The wear resistance of concrete is affected by the strength properties of the aggregate and the compressive strength, porosity and contact area of the concrete. As the porosity of the concrete increases, the contact area decreases and the stress on the contact area increases, resulting in rapid wear of the top surface. At this stage, the compressive strength of the aggregate plays an important role in the wear of the concrete top surface.
Other factors affecting the wear resistance of concrete are the hardness of the aggregate and the quality of the bond between the aggregate and the slurry. Furthermore, the bond between aggregate and slurry is affected by the shape, texture, gradation and firmness of the aggregate. Surface mortars are very sensitive to moisture content, and the quality of the grout and fine aggregate affects its wear resistance.
Published literature shows that the wear resistance of concrete is reduced when CBA is used as a sand substitute. It is believed that CBA granules have a lower hardness compared to natural sand grains, and that the porous microstructure of CBA granules makes concrete more resistant to moisture than conventional concrete.

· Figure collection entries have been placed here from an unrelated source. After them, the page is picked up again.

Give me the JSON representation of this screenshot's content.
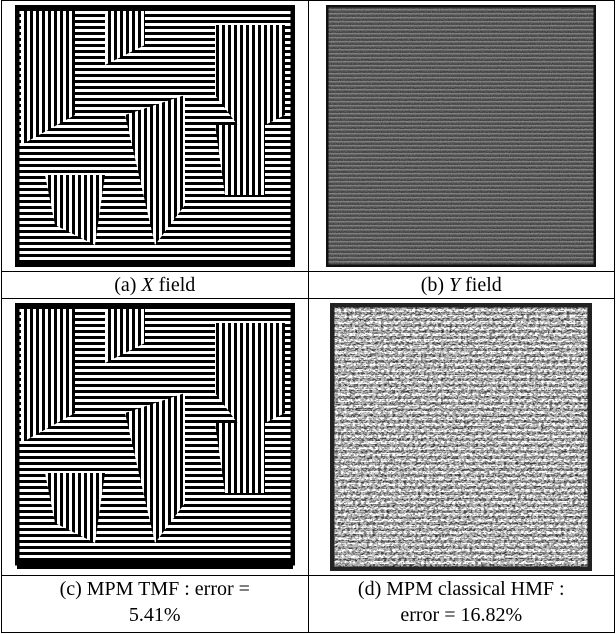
{
  "figure": {
    "panels": [
      {
        "label": "(a)",
        "variable": "X",
        "text": "field"
      },
      {
        "label": "(b)",
        "variable": "Y",
        "text": "field"
      },
      {
        "lines": [
          "(c) MPM TMF : error =",
          "5.41%"
        ]
      },
      {
        "lines": [
          "(d) MPM classical HMF :",
          "error = 16.82%"
        ]
      }
    ]
  }
}
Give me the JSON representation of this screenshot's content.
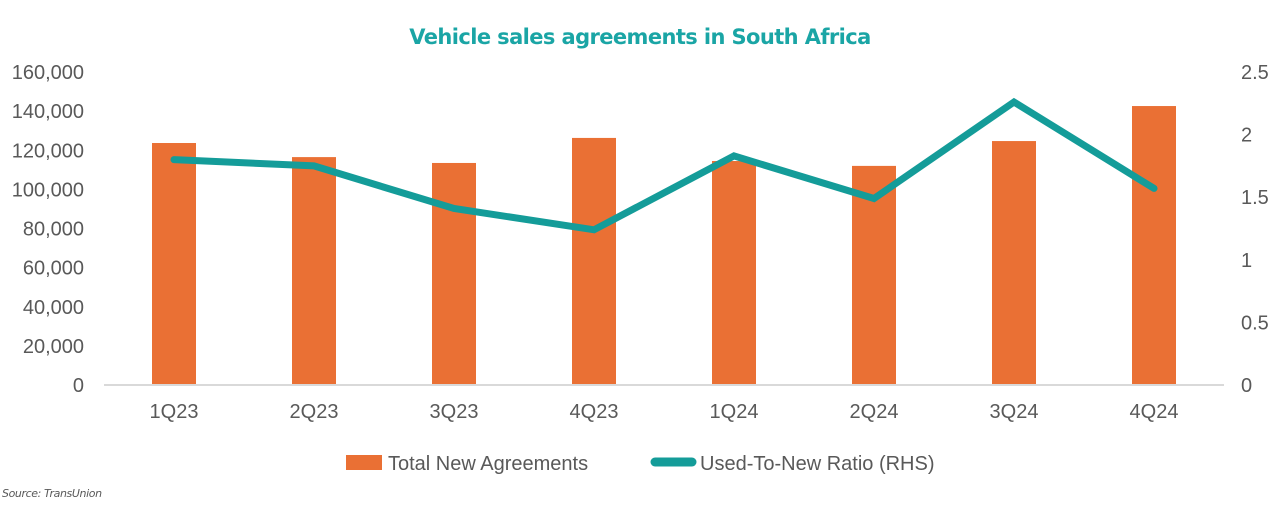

These are the main reasons for the decrease in wear resistance of concrete with CBA. Uxel et al.
(2007) showed that due to the higher iron content (13%) in CBA, the wear values of concrete containing CBA as a substitute for sand were lower than the upper limit value of 13/50 cm2 given in TS 2824 and ASTM C 936 Given 15/50 cm2. According to the study, the porosity of concrete containing up to 20% CBA is not high, and the contact area is sufficient to reduce the stress on the top surface. But when the replacement level exceeds 20%, the porosity of concrete increases, the contact area decreases, and the compressive strength of aggregate particles exceeds.
A higher loss of mass therefore occurs. Experimental studies by Singh and Siddique (2015a,b) also showed that the average wear depth of concrete incorporating low calcium CBA increases with increasing CBA content. However, according to BIS: 1237-2012 Heavy-duty ceramic tiles, the average wear depth of concrete made with CBA is less than the specified 2 mm wear depth, with a wear time of 7.5 minutes. According to this study, the wear resistance of concrete containing CBA increases with age, similar to that of ordinary concrete. Continued hydration and densification of the concrete microstructure with age may be responsible for increased wear resistance. According to this study, the average wear depth of concrete incorporating CBA as a sand replacement decreased almost linearly with increasing compressive strength. At 28 days of age, the CBA content in concrete varied with wear depth.
Experimental studies by Ghafoori and Bucholc (1997) also showed that concrete mixtures containing 356 and 474 kg/m3 cement content exhibited 47.5% and 35.2% higher average wear than ordinary concrete when containing 100% CBA as a sand substitute depth. Concrete is controlled separately. However, the concrete mixture containing 50% CBA and 50% sand as fine aggregate showed about 13% higher wear resistance compared to the control concrete.
The study by Aramraks (2006) confirmed the concept of reduced wear resistance of concrete when CBA was added as a sand substitute and showed that concrete containing 100% CBA lost 3.29 times the weight of normal concrete in wear tests. According to this study, concrete containing 50% CBA instead of sand and 2% superplasticizer was the more suitable concrete, both in terms of abrasion resistance and compressive strength.
Another experimental study by Ghafoori and Bucholc (1996) showed that the wear resistance of concrete incorporating 100% high calcium CBA was 40% lower than that of control concrete. Published literature shows that the wear resistance of concrete incorporating CBA as a sand substitute is improved when WRA is used. According to Ghafoori and Bucholc (1996), the abrasion resistance of concrete made with 100% CBA exceeds that of control concrete after adding WRA.
Another study by Ghafoori and Cai (1998b) using RCC made of 100% CBA as a sand substitute showed that the wear depth of concrete decreased with increasing cement content. RCCs made from CBA showed excellent abrasion resistance in air-dry conditions compared to wet conditions. In wet conditions, RCCs made with CBA showed 7.25 times greater wear depth than in air-dried conditions. However, as the cement content was increased from 9% to 12% and 15%, the ratios decreased to 6.42 and 6.00, respectively, indicating that higher cement content produced stronger slurries and smoother surface layers.